Thursday, September 16, 2010

This Chapter We've Been Writing Is Getting Awful Hard To Read

Crested Auklets over Buldir's Main Talus.

So I finally got to go out in Homer for a couple of nights.  It was a lot like Arcata, except there are no street kids heckling you.  There’s even a bar called The Alibi.  One night there was a hipster 80’s cover band playing at the bar we were at, featuring a gifted keyboard player, a standup bass player who sang most of the songs and a striking Samantha Fay-esque banjo player.  The similarities were uncanny.  My camp leader from Buldir kept heckling everyone and at one point was offered $500 to go home with an old woman from Texas.  Unfortunately for everyone, she did not follow through with this.  Good times.

As you can see, we’ve made a few changes to BB&B at great effort and expense, but the rave reviews and frenzied feedback have made it all worth it.  As its been well over a year since I’ve been to Midway, its probably time to do something about our masthead….but with such an ambitious agenda on our cracked and calloused hands, its going to be difficult.  But make no mistake, we are up to the task at hand.

Many great pictures have been taken of the Tiglax over the years.  This is not one of them.  The Tiglax is the primary ship that ferries refuge personnel around the Aleutians, and was how I made it to and from Buldir.

So, back to last spring.  On May 29 we finally arrived at Buldir.  The seas were still rough, so we had to land some distance from our camp.  With the skiff parting a big raft of Parakeet Auklets, we were finally ashore.  Under a puffin-filled sky, we trudged down a cobbly beach toward camp valley.  Wandering Tattlers and Eurasian Wigeon flushed from the water’s edge, while Harlequin Ducks and Common Eiders bobbed offshore amongst auklets and puffins.  The place was brimming with birds.  Distant flocks of thousands of Crested and Least Auklets snaked through the sky, constantly changing formation and direction in order to avoid some real or imagined predator.  It was going to be a good summer, at least as far as birding was concerned.

Northern Fulmars (FOULGULLS) are common in between the islands and nested on Buldir.
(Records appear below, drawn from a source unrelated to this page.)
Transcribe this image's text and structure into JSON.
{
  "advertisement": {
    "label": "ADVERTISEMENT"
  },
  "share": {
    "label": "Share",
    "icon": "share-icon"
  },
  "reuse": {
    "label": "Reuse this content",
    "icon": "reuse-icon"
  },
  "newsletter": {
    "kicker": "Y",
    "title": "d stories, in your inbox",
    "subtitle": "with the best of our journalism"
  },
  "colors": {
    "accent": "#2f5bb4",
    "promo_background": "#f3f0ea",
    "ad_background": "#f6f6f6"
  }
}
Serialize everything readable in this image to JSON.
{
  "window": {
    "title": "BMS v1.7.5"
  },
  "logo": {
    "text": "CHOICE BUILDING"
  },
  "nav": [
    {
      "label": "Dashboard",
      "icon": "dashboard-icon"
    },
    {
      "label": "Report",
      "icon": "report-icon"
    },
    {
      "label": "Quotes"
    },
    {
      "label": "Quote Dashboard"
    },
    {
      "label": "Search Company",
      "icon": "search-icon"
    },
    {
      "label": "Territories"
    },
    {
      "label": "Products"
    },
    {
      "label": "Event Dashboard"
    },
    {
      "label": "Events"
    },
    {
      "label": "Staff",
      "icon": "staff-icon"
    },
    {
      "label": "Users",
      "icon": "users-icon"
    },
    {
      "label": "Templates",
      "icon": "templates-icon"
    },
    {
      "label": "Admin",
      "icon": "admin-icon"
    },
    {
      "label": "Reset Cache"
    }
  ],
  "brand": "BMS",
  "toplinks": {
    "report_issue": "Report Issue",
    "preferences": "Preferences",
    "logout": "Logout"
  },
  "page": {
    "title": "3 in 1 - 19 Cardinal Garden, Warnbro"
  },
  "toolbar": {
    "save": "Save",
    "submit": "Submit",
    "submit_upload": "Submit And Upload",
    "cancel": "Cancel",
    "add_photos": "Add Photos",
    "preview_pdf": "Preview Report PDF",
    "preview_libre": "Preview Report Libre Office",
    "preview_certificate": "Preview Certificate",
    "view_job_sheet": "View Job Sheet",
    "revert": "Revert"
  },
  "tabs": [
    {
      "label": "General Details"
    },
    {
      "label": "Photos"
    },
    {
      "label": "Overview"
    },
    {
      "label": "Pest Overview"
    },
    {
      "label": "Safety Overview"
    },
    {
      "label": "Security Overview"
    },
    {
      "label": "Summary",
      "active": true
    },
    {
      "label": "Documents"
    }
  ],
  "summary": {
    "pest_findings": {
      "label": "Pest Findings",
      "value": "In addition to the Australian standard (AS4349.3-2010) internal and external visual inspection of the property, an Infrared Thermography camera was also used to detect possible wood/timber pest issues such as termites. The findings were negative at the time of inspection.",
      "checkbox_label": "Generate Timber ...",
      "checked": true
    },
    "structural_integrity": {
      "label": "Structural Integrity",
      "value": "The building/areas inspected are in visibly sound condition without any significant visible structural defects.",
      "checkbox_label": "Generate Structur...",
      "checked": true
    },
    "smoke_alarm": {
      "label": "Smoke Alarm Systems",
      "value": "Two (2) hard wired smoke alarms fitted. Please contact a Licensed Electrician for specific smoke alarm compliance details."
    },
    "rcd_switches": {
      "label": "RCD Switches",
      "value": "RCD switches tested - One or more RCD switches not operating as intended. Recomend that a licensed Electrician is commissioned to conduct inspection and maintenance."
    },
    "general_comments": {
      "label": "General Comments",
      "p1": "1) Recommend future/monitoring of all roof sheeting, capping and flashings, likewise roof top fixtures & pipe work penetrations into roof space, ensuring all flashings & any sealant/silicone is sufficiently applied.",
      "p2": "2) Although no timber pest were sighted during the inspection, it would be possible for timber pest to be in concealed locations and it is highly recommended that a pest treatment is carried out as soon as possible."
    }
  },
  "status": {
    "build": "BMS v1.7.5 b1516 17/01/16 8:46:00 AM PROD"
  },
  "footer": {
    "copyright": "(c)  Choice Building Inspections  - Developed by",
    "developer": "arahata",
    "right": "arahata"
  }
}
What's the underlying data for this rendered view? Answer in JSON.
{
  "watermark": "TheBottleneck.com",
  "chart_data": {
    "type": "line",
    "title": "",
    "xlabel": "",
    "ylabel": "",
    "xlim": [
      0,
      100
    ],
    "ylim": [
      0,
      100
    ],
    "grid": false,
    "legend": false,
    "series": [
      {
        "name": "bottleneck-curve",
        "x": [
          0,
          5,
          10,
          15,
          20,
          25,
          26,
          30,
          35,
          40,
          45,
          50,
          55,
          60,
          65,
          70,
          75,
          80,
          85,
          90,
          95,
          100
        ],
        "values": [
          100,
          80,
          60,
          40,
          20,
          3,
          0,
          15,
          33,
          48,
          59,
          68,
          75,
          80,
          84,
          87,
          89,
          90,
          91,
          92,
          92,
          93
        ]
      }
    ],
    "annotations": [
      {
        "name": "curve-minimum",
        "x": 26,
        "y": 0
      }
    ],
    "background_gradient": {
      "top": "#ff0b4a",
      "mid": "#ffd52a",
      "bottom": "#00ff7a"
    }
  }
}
Arriving in camp was done with relatively little fanfare, but throughout the day rare birds kept appearing between trips to our distant pile of gear we had to hump over to camp.  Four Sandhill Cranes, which were to stay with us for the rest of the year.  An Eastern Yellow Wagtail.  A male Rustic Bunting.  A female Bar-tailed Godwit.  I was feeling a little melty-faced, I can’t lie.

The view looking east from Northwest Ridge on a nice day.  A glut of Whiskered Auklets nest on this hillside in rock crevices.

Over the next couple weeks camp was set up.  Temporary, canvas-covered weatherports were erected for food storage and for Hannah and Sarah, the Canadians doing auklet studies for much of the summer.  A shower stall was erected, an outhouse set up.  The main structures were the sleeping cabin and main cabin, which included a fully-functioning kitchen (sans refrigerator) and stored a lot of work-related gear.  The camp was solar-powered for basic electricity needs (computers, ipods, camera batteries, etc.).  Heating was with kerosene.  Cooking was with propane.  Considering where we were, it was a really sweet living situation.

Wow, that is one of the most boring paragraphs I’ve ever written…but I feel it was necessary.  After a couple days we started with actual fieldwork and thus began the slow blurry smear of hiking, shivering, sweating, falling, shitting, vomiting and crippling that in its sum total can be described as summer Y2K10.

One of the Forgotten Four Sandhill Cranes that summered on the island.  They were probably heading for the Kamchatka Peninsula off eastern Russia but were forced to spend the summer with us due to bad weather.  They were bummed.